Three French squares

There is a certain irony that we bring our small family thousands of miles over the ocean, only to spend our “vacation” following a logic-defying route based on other’s schedules, sleeping on sofa beds and in guest rooms. We are working on setting up household in one spot and trying to convince people to come to us, and we’re having a bit of success. After a day of compiling a list of the usual suspects, using up all our prepaid cell phone credits and scheduling them in, we realized we had a single day for ourselves. Eager from a break of the grind of social obligations, we looked at each other and said, “France!” And France it was.

Despite the German Transportation Department’s best efforts, we spent the better part of the morning weaving our way west through a sun-soaked Swabia, the infamous Black Forest (still had a few patches of snow), and down to the Rhine Valley. With a quick stop in Freiburg, home to our Alma Mater, we headed, mapless, through the Kaiserstuhl (sunniest place in Germany=great wines) over to our old haunt, the Île de Rhin.

Quite literally neither here nor there, it is technically France, though the cell phone reception is both German and French, depending on which way you’re facing. Our destination was Le Ranch, a well-tended restaurant on the less popular side of the island, attached to riding stables. One side of the dining room offers a glassed-in view of the riding rink, a welcome distraction while you wait for your meal.

It was to this restaurant that we brought our guests when they visited us in Freiburg: my cousin Nickie, who stopped by on a ski trip to Switzerland, and my mother, who didn’t yet know of our engagement. Together we enjoyed excellent food at typically fair prices, delving into exotic dishes such as stewed rabbit and creamed salsify. Twenty years later, the restaurant sports a new coat of paint (pink!) and kitschy farm decorations, but the riding rink and the regulars are still here. We settle on a traditional Alsatian dish called Tarte Flambée (or Flammekueche in Alsatian), washed down with a glass of local Riesling. I describe it to our non-francophone kidlets as a French pizza: impossibly thin bread dough covered in thickened cream, cubed bacon and thinly-sliced onion, topped with a hint of Gruyère, and slipped into a hot bread oven for only a few seconds. We can’t quite finish them, so we wrap the last few up in a paper napkin for later.

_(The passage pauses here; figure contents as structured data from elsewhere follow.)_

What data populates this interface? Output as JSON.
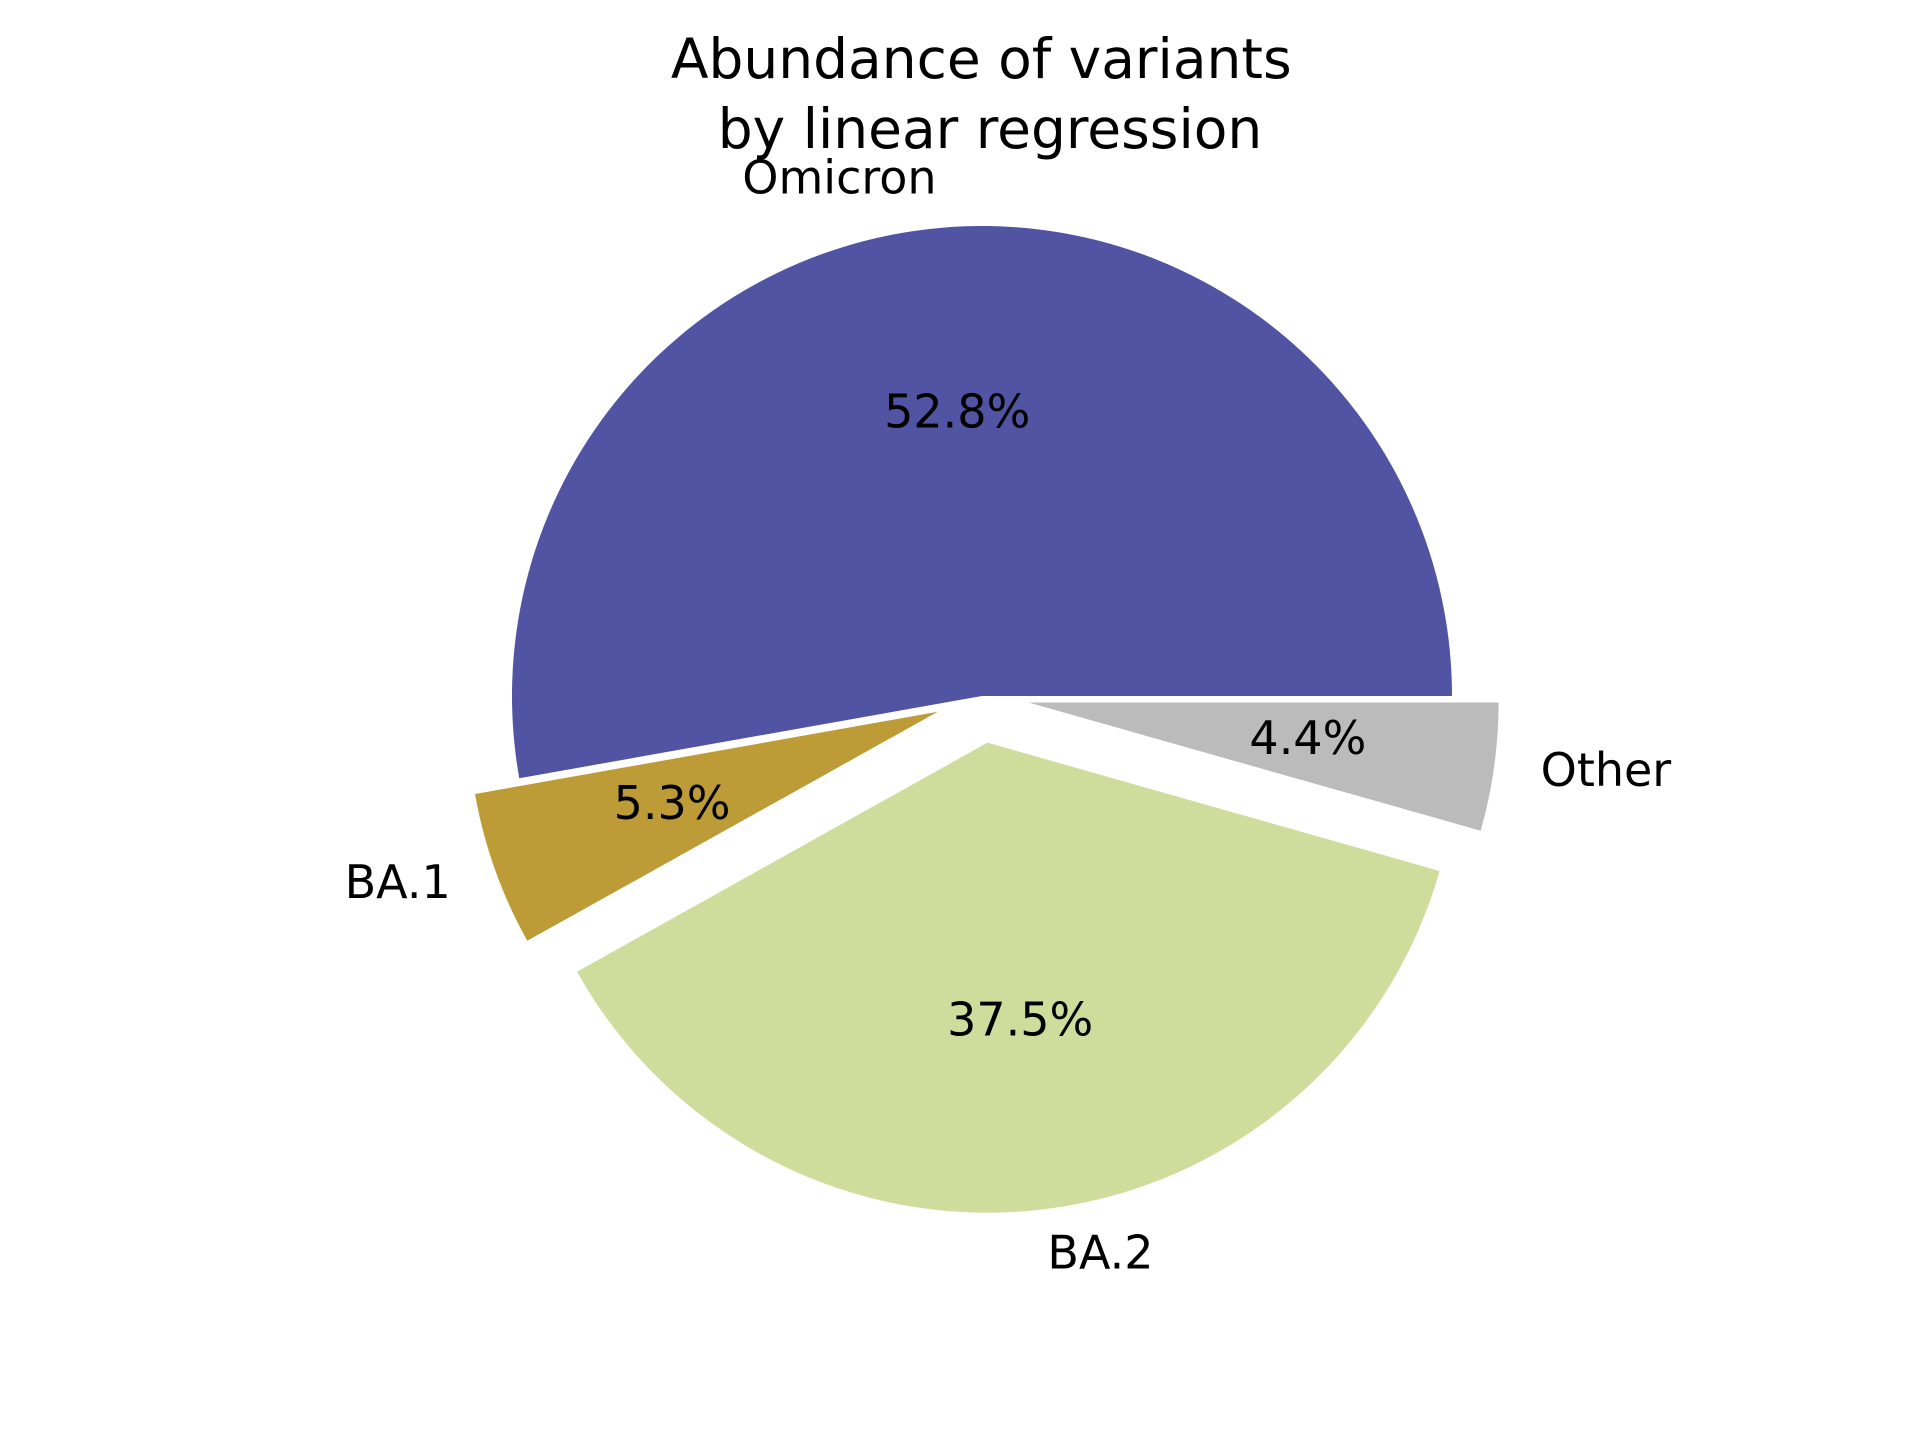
{
  "chart_data": {
    "type": "pie",
    "title": "Abundance of variants\nby linear regression",
    "title_lines": [
      "Abundance of variants",
      "by linear regression"
    ],
    "start_angle_deg": 0,
    "direction": "counterclockwise",
    "slices": [
      {
        "label": "Omicron",
        "value": 52.8,
        "pct_label": "52.8%",
        "color": "#5153a3",
        "exploded": false
      },
      {
        "label": "BA.1",
        "value": 5.3,
        "pct_label": "5.3%",
        "color": "#bd9c38",
        "exploded": true
      },
      {
        "label": "BA.2",
        "value": 37.5,
        "pct_label": "37.5%",
        "color": "#d0dc9c",
        "exploded": true
      },
      {
        "label": "Other",
        "value": 4.4,
        "pct_label": "4.4%",
        "color": "#bbbbbb",
        "exploded": true
      }
    ]
  }
}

At home, shopping is just another chore: here it is pure adventure. We take our full bellies to Colmar, where we opt for LeClerc, a typical example of the French hypermarché. Small boutiques line the entrance, but we push our cart into a refreshingly empty store. After an hour, we have an embarrassing assortment of the finest things la Belle France can offer: salt, mustard, herbes de Provence, chocolate, wine, cheese, bread and pastries. We happily pack the bottles into the back of our car, nestling them between the bags of groceries and unused coats.

We have a dessert of chocolate éclairs in the parking lot, and then turn back. After a quick stop for fruit and tea in a friend’s garden, we wend our way home. In the fading light, before the boys start their backseat ‘he’s-looking-at-me-are-we-there-yet’ game, we spot a sign for some Roman ruins. It is the perfect spot to pop open the back of our rented Renault Kangoo for a tailgate picnic à la française. A Laguiole knife slices open a crispy baguette, which opens wide to receive a smear of Rouleau cheese from Rians, a little village outside the town where we met and married. The remaining Tarte Flambée proves tasty even when cold. Badoit mineral water is our beverage of choice, though the wine is seriously tempting. A glug of the fizzy water transports me to the café across from our hotel room in the Marais, my first taste of Paris so many years ago. A few bits of dark raspberry-infused chocolate are our dessert. We arrive home well past bedtime, and fall into bed happy.

We continued our indulgence the next day with petit déjeuner: cups of Banania (a tasty concoction of cocoa fortified with grains and bananas, an important part of a balanced breakfast for the cleverest kids), with pain au chocolat to dunk in it.

Our three meals have consumed most of the fresh food, but I know that the remainder of these three bags of groceries will fill the corner of my larder for the months to come, each time re-filling me with the satisfaction of this warm day spent with my family.